Осенью 1814 года в Долбино Жуковский пишет несколько посланий в стихах, адресованных П. А. Вяземскому и В. Л. Пушкину (написаны 13–17 октября): «Preambule» («На этой почте все в стихах…»), «Вот прямо одолжили…» и «К князю Вяземскому и В. Л. Пушкину. Послание». Они возникли как реплики в поэтическом диалоге Вяземского и Пушкина, относящемся к основному направлению литературной полемики тех лет — к спору шишковистов и карамзинистов (см. об этом комментарии О. Б. Лебедевой [I, 699–706]). Перечисленные послания Жуковский включил в реестр «долбинских стихотворений». При жизни автора в его поэтические собрания неизменно включалось только третье стихотворение — «К князю Вяземскому и В. Л. Пушкину», два других не печатались. Видимо, именно это послание из трех было для поэта программным.

Послание писалось по плану (впервые он был опубликован П. А. Ефремовым; уточненная републикация: [I, 704]), что косвенно также указывает на программный характер этого послания — как и наличие двух вариантов сюжетного развития в плане, впрочем, достаточно близких. Само послание в тетради Жуковского помещается непосредственно после плана и довольно точно ему следует.

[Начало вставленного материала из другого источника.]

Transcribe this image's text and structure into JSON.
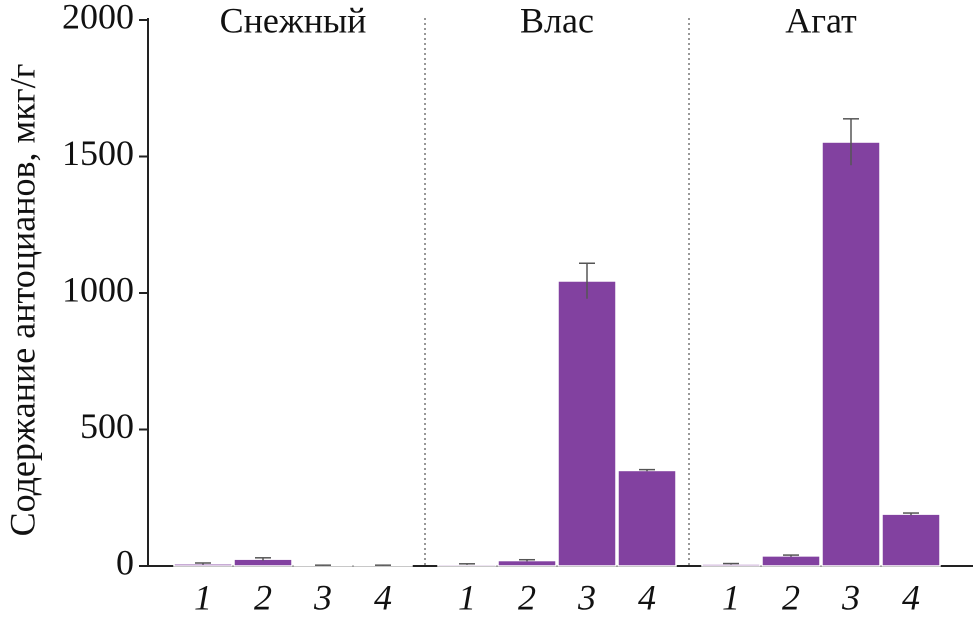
{
  "chart_data": {
    "type": "bar",
    "ylabel": "Содержание антоцианов, мкг/г",
    "groups": [
      "Снежный",
      "Влас",
      "Агат"
    ],
    "categories": [
      "1",
      "2",
      "3",
      "4",
      "1",
      "2",
      "3",
      "4",
      "1",
      "2",
      "3",
      "4"
    ],
    "values": [
      8,
      25,
      2,
      2,
      6,
      20,
      1044,
      350,
      7,
      37,
      1553,
      190
    ],
    "errors": [
      3,
      5,
      1,
      1,
      2,
      3,
      65,
      3,
      2,
      3,
      85,
      4
    ],
    "color": "#8241a0",
    "ylim": [
      0,
      2000
    ],
    "yticks": [
      0,
      500,
      1000,
      1500,
      2000
    ]
  }
}
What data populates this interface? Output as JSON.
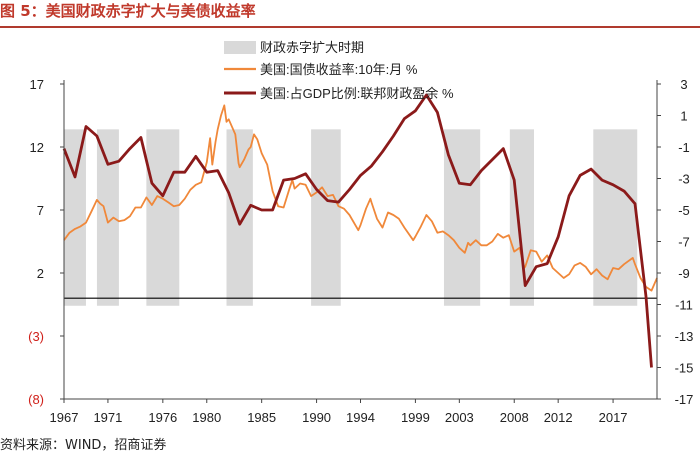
{
  "figure": {
    "title": "图 5：美国财政赤字扩大与美债收益率",
    "source": "资料来源：WIND，招商证券"
  },
  "chart_data": {
    "type": "line",
    "x_ticks": [
      "1967",
      "1971",
      "1976",
      "1980",
      "1985",
      "1990",
      "1994",
      "1999",
      "2003",
      "2008",
      "2012",
      "2017"
    ],
    "xlim": [
      1967,
      2021
    ],
    "left_axis": {
      "label": "美国:国债收益率:10年:月 %",
      "ylim": [
        -8,
        17
      ],
      "ticks": [
        {
          "value": 17,
          "label": "17"
        },
        {
          "value": 12,
          "label": "12"
        },
        {
          "value": 7,
          "label": "7"
        },
        {
          "value": 2,
          "label": "2"
        },
        {
          "value": -3,
          "label": "(3)"
        },
        {
          "value": -8,
          "label": "(8)"
        }
      ]
    },
    "right_axis": {
      "label": "美国:占GDP比例:联邦财政盈余 %",
      "ylim": [
        -17,
        3
      ],
      "ticks": [
        {
          "value": 3,
          "label": "3"
        },
        {
          "value": 1,
          "label": "1"
        },
        {
          "value": -1,
          "label": "-1"
        },
        {
          "value": -3,
          "label": "-3"
        },
        {
          "value": -5,
          "label": "-5"
        },
        {
          "value": -7,
          "label": "-7"
        },
        {
          "value": -9,
          "label": "-9"
        },
        {
          "value": -11,
          "label": "-11"
        },
        {
          "value": -13,
          "label": "-13"
        },
        {
          "value": -15,
          "label": "-15"
        },
        {
          "value": -17,
          "label": "-17"
        }
      ]
    },
    "zero_line": 0,
    "shaded_periods": {
      "name": "财政赤字扩大时期",
      "color": "#d9d9d9",
      "y_range": [
        -0.6,
        13.4
      ],
      "periods": [
        [
          1967,
          1969
        ],
        [
          1970,
          1972
        ],
        [
          1974.5,
          1977.5
        ],
        [
          1981.8,
          1984.2
        ],
        [
          1989.5,
          1992.2
        ],
        [
          2001.6,
          2004.9
        ],
        [
          2007.6,
          2009.8
        ],
        [
          2015.2,
          2019.2
        ]
      ]
    },
    "series": [
      {
        "name": "美国:国债收益率:10年:月 %",
        "axis": "left",
        "color": "#f0883a",
        "points": [
          [
            1967,
            4.6
          ],
          [
            1967.5,
            5.2
          ],
          [
            1968,
            5.5
          ],
          [
            1968.5,
            5.7
          ],
          [
            1969,
            6.0
          ],
          [
            1969.5,
            6.9
          ],
          [
            1970,
            7.8
          ],
          [
            1970.3,
            7.5
          ],
          [
            1970.6,
            7.3
          ],
          [
            1971,
            6.0
          ],
          [
            1971.5,
            6.4
          ],
          [
            1972,
            6.1
          ],
          [
            1972.5,
            6.2
          ],
          [
            1973,
            6.5
          ],
          [
            1973.5,
            7.2
          ],
          [
            1974,
            7.2
          ],
          [
            1974.5,
            8.0
          ],
          [
            1975,
            7.4
          ],
          [
            1975.5,
            8.1
          ],
          [
            1976,
            7.9
          ],
          [
            1976.5,
            7.6
          ],
          [
            1977,
            7.3
          ],
          [
            1977.5,
            7.4
          ],
          [
            1978,
            7.9
          ],
          [
            1978.5,
            8.6
          ],
          [
            1979,
            9.0
          ],
          [
            1979.5,
            9.2
          ],
          [
            1980,
            10.8
          ],
          [
            1980.3,
            12.7
          ],
          [
            1980.5,
            10.6
          ],
          [
            1980.8,
            12.4
          ],
          [
            1981,
            13.4
          ],
          [
            1981.3,
            14.5
          ],
          [
            1981.6,
            15.3
          ],
          [
            1981.8,
            14.0
          ],
          [
            1982,
            14.2
          ],
          [
            1982.3,
            13.6
          ],
          [
            1982.6,
            13.0
          ],
          [
            1982.9,
            10.7
          ],
          [
            1983,
            10.4
          ],
          [
            1983.4,
            11.0
          ],
          [
            1983.8,
            11.8
          ],
          [
            1984,
            12.0
          ],
          [
            1984.3,
            13.0
          ],
          [
            1984.6,
            12.6
          ],
          [
            1985,
            11.5
          ],
          [
            1985.5,
            10.6
          ],
          [
            1986,
            8.5
          ],
          [
            1986.5,
            7.3
          ],
          [
            1987,
            7.2
          ],
          [
            1987.5,
            8.6
          ],
          [
            1987.8,
            9.4
          ],
          [
            1988,
            8.7
          ],
          [
            1988.5,
            9.1
          ],
          [
            1989,
            9.0
          ],
          [
            1989.5,
            8.1
          ],
          [
            1990,
            8.4
          ],
          [
            1990.5,
            8.8
          ],
          [
            1991,
            8.1
          ],
          [
            1991.5,
            8.2
          ],
          [
            1992,
            7.3
          ],
          [
            1992.5,
            7.1
          ],
          [
            1993,
            6.6
          ],
          [
            1993.8,
            5.4
          ],
          [
            1994,
            5.8
          ],
          [
            1994.5,
            7.1
          ],
          [
            1994.9,
            7.9
          ],
          [
            1995,
            7.6
          ],
          [
            1995.5,
            6.3
          ],
          [
            1996,
            5.6
          ],
          [
            1996.5,
            6.8
          ],
          [
            1997,
            6.6
          ],
          [
            1997.5,
            6.3
          ],
          [
            1998,
            5.6
          ],
          [
            1998.8,
            4.6
          ],
          [
            1999,
            4.9
          ],
          [
            1999.5,
            5.7
          ],
          [
            2000,
            6.6
          ],
          [
            2000.5,
            6.1
          ],
          [
            2001,
            5.2
          ],
          [
            2001.5,
            5.3
          ],
          [
            2002,
            5.0
          ],
          [
            2002.5,
            4.6
          ],
          [
            2003,
            4.0
          ],
          [
            2003.5,
            3.6
          ],
          [
            2003.8,
            4.4
          ],
          [
            2004,
            4.2
          ],
          [
            2004.5,
            4.6
          ],
          [
            2005,
            4.2
          ],
          [
            2005.5,
            4.2
          ],
          [
            2006,
            4.5
          ],
          [
            2006.5,
            5.1
          ],
          [
            2007,
            4.8
          ],
          [
            2007.5,
            5.0
          ],
          [
            2008,
            3.7
          ],
          [
            2008.5,
            4.0
          ],
          [
            2008.9,
            2.4
          ],
          [
            2009,
            2.5
          ],
          [
            2009.5,
            3.8
          ],
          [
            2010,
            3.7
          ],
          [
            2010.5,
            2.9
          ],
          [
            2011,
            3.4
          ],
          [
            2011.5,
            2.4
          ],
          [
            2012,
            2.0
          ],
          [
            2012.5,
            1.6
          ],
          [
            2013,
            1.9
          ],
          [
            2013.5,
            2.6
          ],
          [
            2014,
            2.8
          ],
          [
            2014.5,
            2.5
          ],
          [
            2015,
            1.9
          ],
          [
            2015.5,
            2.3
          ],
          [
            2016,
            1.8
          ],
          [
            2016.5,
            1.5
          ],
          [
            2017,
            2.4
          ],
          [
            2017.5,
            2.3
          ],
          [
            2018,
            2.7
          ],
          [
            2018.8,
            3.2
          ],
          [
            2019,
            2.7
          ],
          [
            2019.5,
            1.6
          ],
          [
            2020,
            0.9
          ],
          [
            2020.5,
            0.6
          ],
          [
            2021,
            1.6
          ]
        ]
      },
      {
        "name": "美国:占GDP比例:联邦财政盈余 %",
        "axis": "right",
        "color": "#8b1a1a",
        "points": [
          [
            1967,
            -1.1
          ],
          [
            1968,
            -2.9
          ],
          [
            1969,
            0.3
          ],
          [
            1970,
            -0.3
          ],
          [
            1971,
            -2.1
          ],
          [
            1972,
            -1.9
          ],
          [
            1973,
            -1.1
          ],
          [
            1974,
            -0.4
          ],
          [
            1975,
            -3.3
          ],
          [
            1976,
            -4.1
          ],
          [
            1977,
            -2.6
          ],
          [
            1978,
            -2.6
          ],
          [
            1979,
            -1.6
          ],
          [
            1980,
            -2.6
          ],
          [
            1981,
            -2.5
          ],
          [
            1982,
            -3.9
          ],
          [
            1983,
            -5.9
          ],
          [
            1984,
            -4.7
          ],
          [
            1985,
            -5.0
          ],
          [
            1986,
            -5.0
          ],
          [
            1987,
            -3.1
          ],
          [
            1988,
            -3.0
          ],
          [
            1989,
            -2.7
          ],
          [
            1990,
            -3.7
          ],
          [
            1991,
            -4.4
          ],
          [
            1992,
            -4.5
          ],
          [
            1993,
            -3.7
          ],
          [
            1994,
            -2.8
          ],
          [
            1995,
            -2.2
          ],
          [
            1996,
            -1.3
          ],
          [
            1997,
            -0.3
          ],
          [
            1998,
            0.8
          ],
          [
            1999,
            1.3
          ],
          [
            2000,
            2.3
          ],
          [
            2001,
            1.2
          ],
          [
            2002,
            -1.5
          ],
          [
            2003,
            -3.3
          ],
          [
            2004,
            -3.4
          ],
          [
            2005,
            -2.5
          ],
          [
            2006,
            -1.8
          ],
          [
            2007,
            -1.1
          ],
          [
            2008,
            -3.1
          ],
          [
            2009,
            -9.8
          ],
          [
            2010,
            -8.6
          ],
          [
            2011,
            -8.4
          ],
          [
            2012,
            -6.7
          ],
          [
            2013,
            -4.1
          ],
          [
            2014,
            -2.8
          ],
          [
            2015,
            -2.4
          ],
          [
            2016,
            -3.1
          ],
          [
            2017,
            -3.4
          ],
          [
            2018,
            -3.8
          ],
          [
            2019,
            -4.6
          ],
          [
            2020,
            -10.5
          ],
          [
            2020.5,
            -15.0
          ]
        ]
      }
    ]
  }
}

Послание Жуковского, как это характерно для жанра дружеского стихотворного послания, строится вокруг темы поэзии и поэта. Центральный (по значению, а не по текстовому объему) образ стихотворения — Мемнон, которому уподобляется поэт. «В лирике Жуковского 1814 г., — отмечает комментатор, — образ Мемнона встречается весьма часто, как метафора поэтического вдохновения, ср. стихотворение “Добрый совет. В альбом В. А. А.<збукину>” (“Пока заря не воссияла — / Бездушен, хладен, тих Мемнон…”), а также фрагмент первопечатной редакции послания “К Воейкову” (“Добро пожаловать, певец…”) <…> изображает статую Мемнона» [I, 703 — прим.]. Однако этот образ не так важен для нашего сюжета.

В посланиях широко представлены темы поэзии и славы. И их интерпретация Жуковским примечательна. Поводом для обращения к ним становится судьба Озерова, мифологизируемая будущими арзамасцами. Согласно мысли Жуковского, автора Моины погубила не поэзия, а непонимание. Для поэта наслаждение выше похвалы, но важно и понимание:

    Сладостная мысль быть понимаему. — Но если бы все понимали. Мемнон ждет солнца и поет для него, но для мрачной окружающей его природы он нем и безгласен. Что же достояния дарования, что не все его понимают, что оно только для добрых [I, 704].

В этом фрагменте плана заключена не только основа всей последующей мифологизации фигуры Озерова, но и определение смысла творчества для самого Жуковского.

Согласно идеям этого конспективного плана, творчество само по себе является наградой художнику:

    Кто в душе поэт, тот верно ценит наслаждение выше похвалы! <…> В мнении завистников только то тяжело, что оно есть злоба — а быть предметом злобы тяжко. Но дарование невредимо. И без потомства поэт имеет много; все благородные души на его стороне [I, 704].

Ср. в стихотворном послании:

    А нам, друзья, из отдаленья
    Рассудок опытный велит
    Смотреть на сцену, где гремит
    Хвала — гул шумный и невнятный;
    Подале от толпы судей!
    <…>
    Мы независимо, в тиши
    Уютного уединенья,
    Богаты ясностью души,
    Поем для Муз, для наслажденья… [I, 348]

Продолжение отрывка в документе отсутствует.